Ketakwaan adalah kesadaran penuh bahwa setiap perbuatan, termasuk memberi, sedang diamati oleh Allah. Seseorang yang bertakwa akan menggunakan hartanya bukan untuk kesombongan atau pemuasan hawa nafsu, tetapi untuk mencari ridha-Nya. Ketika harta dibelanjakan di jalan Allah, itu adalah bukti nyata bahwa ia lebih mencintai apa yang ada di sisi Allah daripada apa yang ada di sisinya.
Memberi di sini mencakup infaq wajib (zakat) dan infaq sunnah (sedekah). Ini adalah ujian finansial. Dunia mendorong manusia untuk menimbun dan khawatir akan kekurangan di masa depan. Ayat ini membalikkan logika tersebut, mengajarkan bahwa dengan melepaskan harta demi kebaikan, rezeki justru akan bertambah, baik secara materi maupun spiritual.
Ketakwaan adalah menjaga diri dari murka Allah. Dalam konteks memberi, ketakwaan memfilter niat. Orang yang hanya memberi untuk pamer (riya’) tidak mencapai derajat yang dijanjikan dalam ayat ini, karena ia belum benar-benar 'bertaqwa' dalam proses pemberiannya. Ketakwaan memastikan bahwa yang ia berikan adalah harta yang halal, dan tujuannya adalah mencari balasan akhirat.
Imam Mujahid dan Qatadah menafsirkan bahwa orang yang memenuhi kriteria Surat Al-Lail ayat 15 ini—memberi dan bertakwa—akan dipermudah jalannya menuju al-yusrā, yakni jalan menuju kemudahan di dunia dan kemudahan menuju surga di akhirat.
Di dunia, kemudahan ini terwujud dalam bentuk kelapangan hati, ketenangan jiwa, terhindar dari sifat kikir yang menyempitkan dada, serta rezeki yang berkah.

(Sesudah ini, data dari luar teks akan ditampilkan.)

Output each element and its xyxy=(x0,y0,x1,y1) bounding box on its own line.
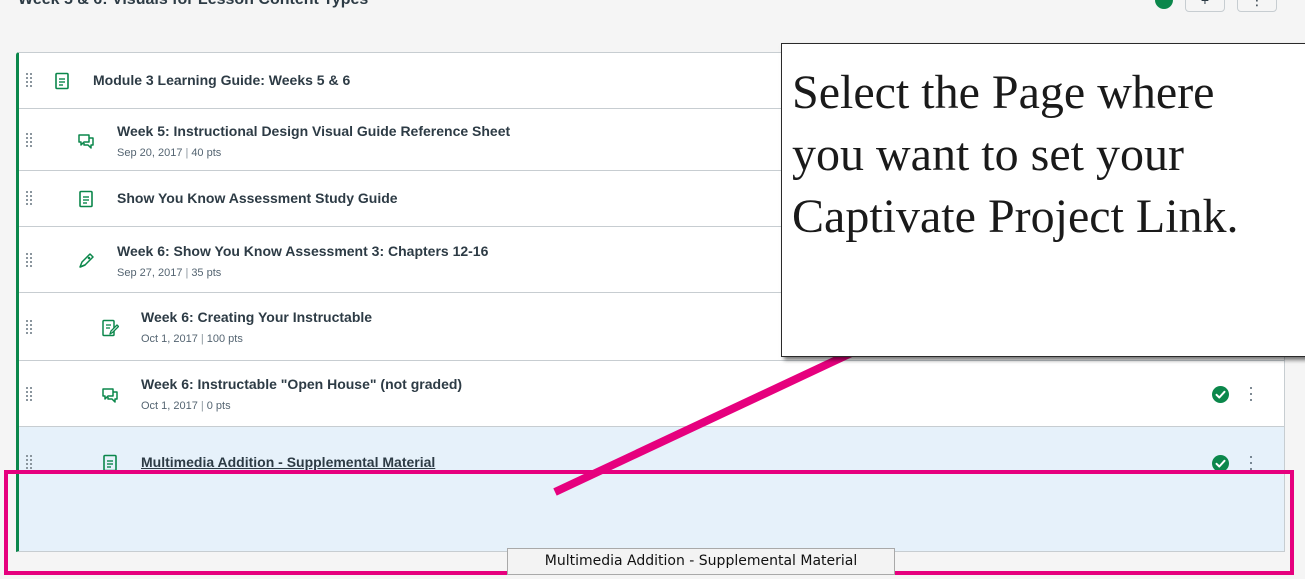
meta-separator: | xyxy=(185,267,189,279)
drag-handle-icon[interactable] xyxy=(26,387,36,401)
item-meta: Oct 1, 2017 | 0 pts xyxy=(141,400,231,412)
assignment-icon xyxy=(102,319,119,337)
module-menu-button[interactable]: ⋮ xyxy=(1237,0,1277,12)
item-meta: Sep 27, 2017 | 35 pts xyxy=(117,267,221,279)
item-title[interactable]: Week 6: Show You Know Assessment 3: Chap… xyxy=(117,243,488,259)
module-published-icon[interactable] xyxy=(1155,0,1173,9)
quiz-icon xyxy=(79,253,94,268)
points: 0 pts xyxy=(206,400,231,412)
item-title[interactable]: Week 6: Instructable "Open House" (not g… xyxy=(141,376,462,392)
callout-line: you want to set your xyxy=(792,128,1184,181)
published-check-icon[interactable] xyxy=(1212,386,1229,403)
meta-separator: | xyxy=(200,400,204,412)
link-tooltip: Multimedia Addition - Supplemental Mater… xyxy=(507,548,895,575)
page-icon xyxy=(79,190,93,208)
module-item-row[interactable]: Week 6: Instructable "Open House" (not g… xyxy=(19,361,1284,427)
callout-line: Select the Page where xyxy=(792,66,1215,119)
page-icon xyxy=(55,72,69,90)
item-title[interactable]: Week 5: Instructional Design Visual Guid… xyxy=(117,123,510,139)
callout-line: Captivate Project Link. xyxy=(792,190,1239,243)
meta-separator: | xyxy=(200,333,204,345)
item-meta: Sep 20, 2017 | 40 pts xyxy=(117,147,221,159)
points: 40 pts xyxy=(191,147,222,159)
item-title[interactable]: Show You Know Assessment Study Guide xyxy=(117,190,398,206)
points: 100 pts xyxy=(206,333,243,345)
item-menu-icon[interactable] xyxy=(1244,385,1258,403)
points: 35 pts xyxy=(191,267,222,279)
item-title-link[interactable]: Multimedia Addition - Supplemental Mater… xyxy=(141,454,435,470)
module-header: Week 5 & 6: Visuals for Lesson Content T… xyxy=(0,0,1305,12)
drag-handle-icon[interactable] xyxy=(26,320,36,334)
item-meta: Oct 1, 2017 | 100 pts xyxy=(141,333,243,345)
discussion-icon xyxy=(102,388,118,403)
add-item-button[interactable]: + xyxy=(1185,0,1225,12)
item-title[interactable]: Week 6: Creating Your Instructable xyxy=(141,309,372,325)
drag-handle-icon[interactable] xyxy=(26,191,36,205)
item-title[interactable]: Module 3 Learning Guide: Weeks 5 & 6 xyxy=(93,72,350,88)
module-title[interactable]: Week 5 & 6: Visuals for Lesson Content T… xyxy=(18,0,368,9)
instruction-callout: Select the Page where you want to set yo… xyxy=(781,43,1305,357)
discussion-icon xyxy=(78,134,94,149)
due-date: Sep 20, 2017 xyxy=(117,147,183,159)
meta-separator: | xyxy=(185,147,189,159)
due-date: Oct 1, 2017 xyxy=(141,400,198,412)
due-date: Sep 27, 2017 xyxy=(117,267,183,279)
callout-text: Select the Page where you want to set yo… xyxy=(792,62,1239,248)
drag-handle-icon[interactable] xyxy=(26,455,36,469)
drag-handle-icon[interactable] xyxy=(26,73,36,87)
due-date: Oct 1, 2017 xyxy=(141,333,198,345)
drag-handle-icon[interactable] xyxy=(26,133,36,147)
drag-handle-icon[interactable] xyxy=(26,253,36,267)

Di akhirat, janji kemudahan ini sangat krusial, terutama ketika menghadapi sakaratul maut, proses hisab, dan melintasi Shirathal Mustaqim.

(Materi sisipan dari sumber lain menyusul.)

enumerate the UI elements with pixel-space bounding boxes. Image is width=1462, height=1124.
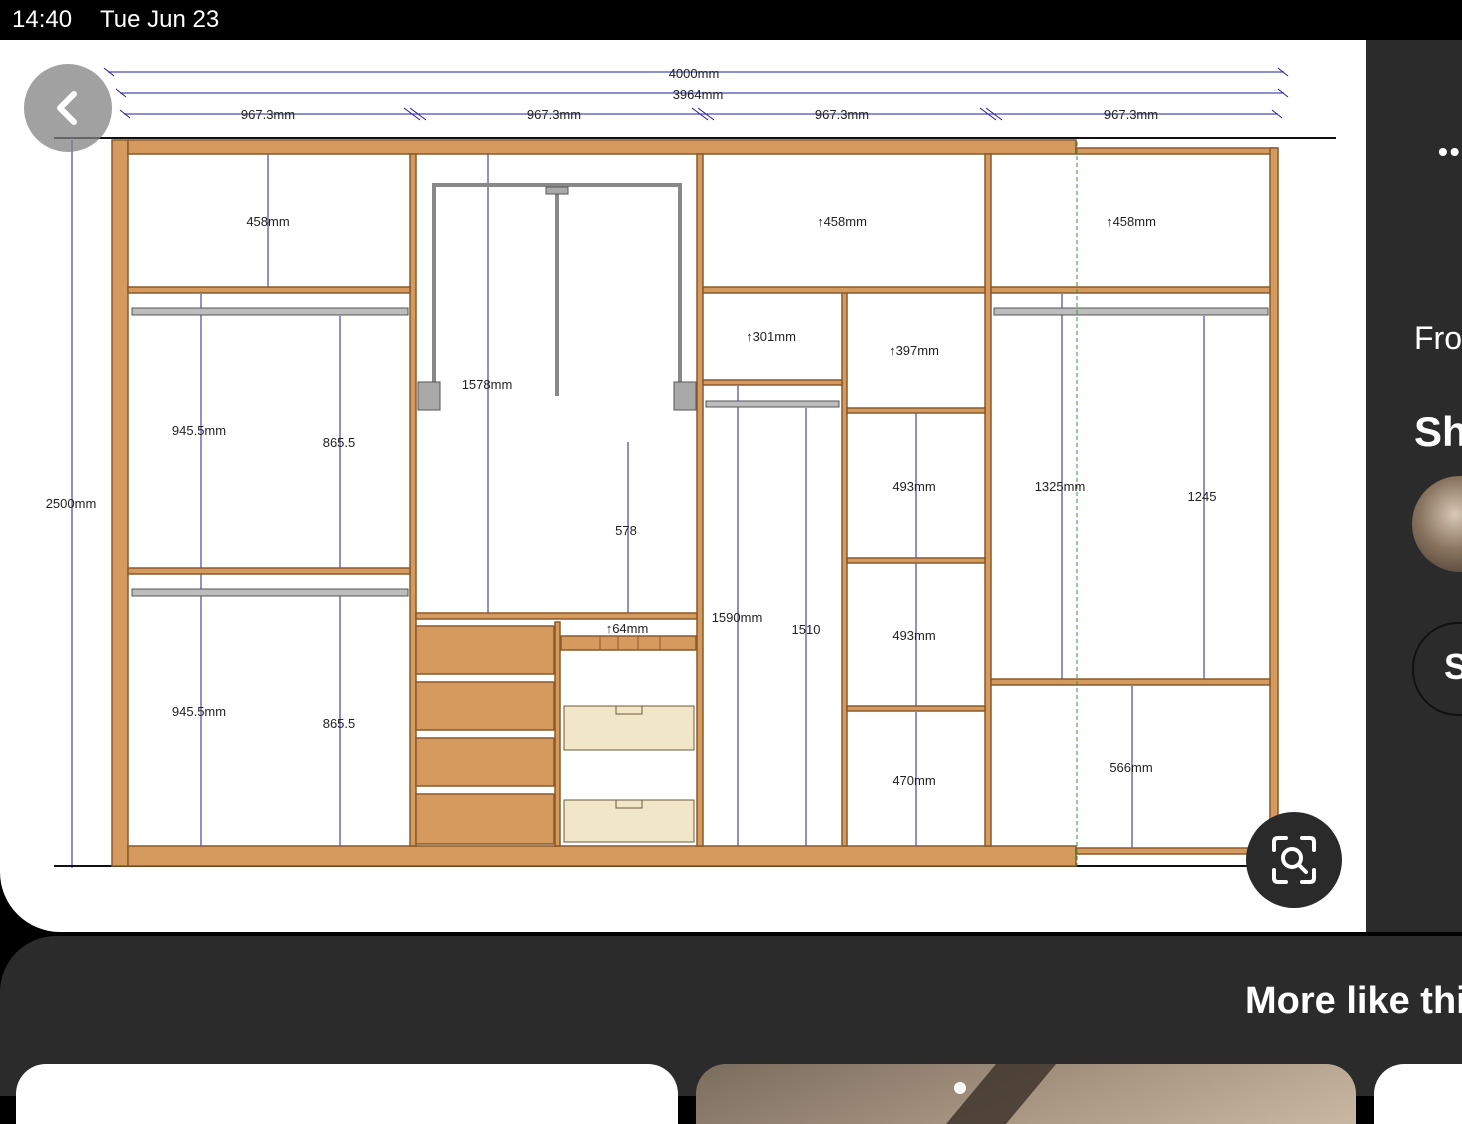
dim-s1-lower-outer: 945.5mm	[172, 704, 226, 719]
more-like-this-section: More like thi	[0, 936, 1462, 1124]
save-button-label: S	[1444, 646, 1462, 687]
pin-details-panel: •• Fro Sh S	[1366, 40, 1462, 932]
dim-section-width-3: 967.3mm	[815, 107, 869, 122]
dim-height: 2500mm	[46, 496, 97, 511]
pin-image-card[interactable]: 4000mm 3964mm 967.3mm 967.3mm 967.3mm 96…	[0, 40, 1366, 932]
status-date: Tue Jun 23	[100, 6, 220, 33]
dim-s5-top: ↑458mm	[1106, 214, 1156, 229]
share-heading: Sh	[1414, 408, 1462, 455]
visual-search-button[interactable]	[1246, 812, 1342, 908]
dim-section-width-1: 967.3mm	[241, 107, 295, 122]
dim-s4-shelf: ↑397mm	[889, 343, 939, 358]
pin-source-label[interactable]: Fro	[1414, 320, 1462, 357]
dim-s1-upper-outer: 945.5mm	[172, 423, 226, 438]
dim-s1-upper-inner: 865.5	[323, 435, 356, 450]
related-pin-thumbnail[interactable]	[696, 1064, 1356, 1124]
visual-search-icon	[1272, 836, 1316, 884]
dim-s3-top: ↑458mm	[817, 214, 867, 229]
avatar[interactable]	[1412, 476, 1462, 572]
dim-s5-bottom: 566mm	[1109, 760, 1152, 775]
dim-s1-top: 458mm	[246, 214, 289, 229]
dim-s3-shelf: ↑301mm	[746, 329, 796, 344]
save-button[interactable]: S	[1412, 622, 1462, 716]
dim-s2-drawer-gap: ↑64mm	[606, 621, 649, 636]
status-bar: 14:40 Tue Jun 23	[0, 0, 1462, 40]
dim-s4-c2: 493mm	[892, 628, 935, 643]
chevron-left-icon	[57, 91, 77, 125]
dim-s4-c3: 470mm	[892, 773, 935, 788]
dim-section-width-4: 967.3mm	[1104, 107, 1158, 122]
related-pin-thumbnail[interactable]	[16, 1064, 678, 1124]
related-pin-thumbnail[interactable]	[1374, 1064, 1462, 1124]
light-fixture-icon	[946, 1064, 1056, 1124]
wardrobe-elevation-drawing: 4000mm 3964mm 967.3mm 967.3mm 967.3mm 96…	[46, 66, 1336, 868]
dim-s5-hang-inner: 1245	[1188, 489, 1217, 504]
dim-s2-hang: 1578mm	[462, 377, 513, 392]
dim-inner-width: 3964mm	[673, 87, 724, 102]
more-like-this-heading: More like thi	[1245, 980, 1462, 1022]
status-time: 14:40	[12, 6, 73, 33]
dim-overall-width: 4000mm	[669, 66, 720, 81]
dim-section-width-2: 967.3mm	[527, 107, 581, 122]
more-dots-icon[interactable]: ••	[1438, 136, 1462, 168]
dim-s3-hang-inner: 1510	[792, 622, 821, 637]
dim-s4-c1: 493mm	[892, 479, 935, 494]
dim-s2-inner: 578	[615, 523, 637, 538]
dim-s5-hang-outer: 1325mm	[1035, 479, 1086, 494]
back-button[interactable]	[24, 64, 112, 152]
dim-s1-lower-inner: 865.5	[323, 716, 356, 731]
dim-s3-hang-outer: 1590mm	[712, 610, 763, 625]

Allah SWT menjanjikan kemudahan karena orang tersebut telah memudahkan urusan orang lain saat ia hidup. Ketika ia melepaskan hartanya untuk membantu sesama yang membutuhkan, Allah SWT akan memudahkan segala kesulitan yang dihadapinya kelak. Ini adalah hukum sebab akibat kosmik yang diterapkan oleh Sang Pencipta.
Ayat 15 ini menjadi penyeimbang bagi ayat-ayat berikutnya yang mengancam mereka yang kikir dan mendustakan pahala. Ayat 16 dan 17 menunjukkan bahwa pilihan hidup itu jelas: antara kikir (yang membawa pada kesulitan) atau dermawan (yang membawa pada kemudahan).
Tidak peduli seberapa banyak harta yang dimiliki, jika ia menjadi budak hartanya, ia sedang menempuh jalan kesulitan. Sebaliknya, orang yang menguasai hartanya melalui ketaqwaan dan kedermawanan, ia sedang membuka pintu rahmat dan kemudahan yang dijanjikan Allah SWT dalam Surat Al-Lail ayat 15.
Pada intinya, ayat ini adalah dorongan kuat bagi setiap Muslim untuk meninjau kembali hubungan mereka dengan harta benda. Kekayaan sejati bukanlah jumlah kepemilikan, melainkan seberapa banyak harta tersebut telah digunakan untuk mendekatkan diri kepada Allah dan meringankan beban sesama manusia.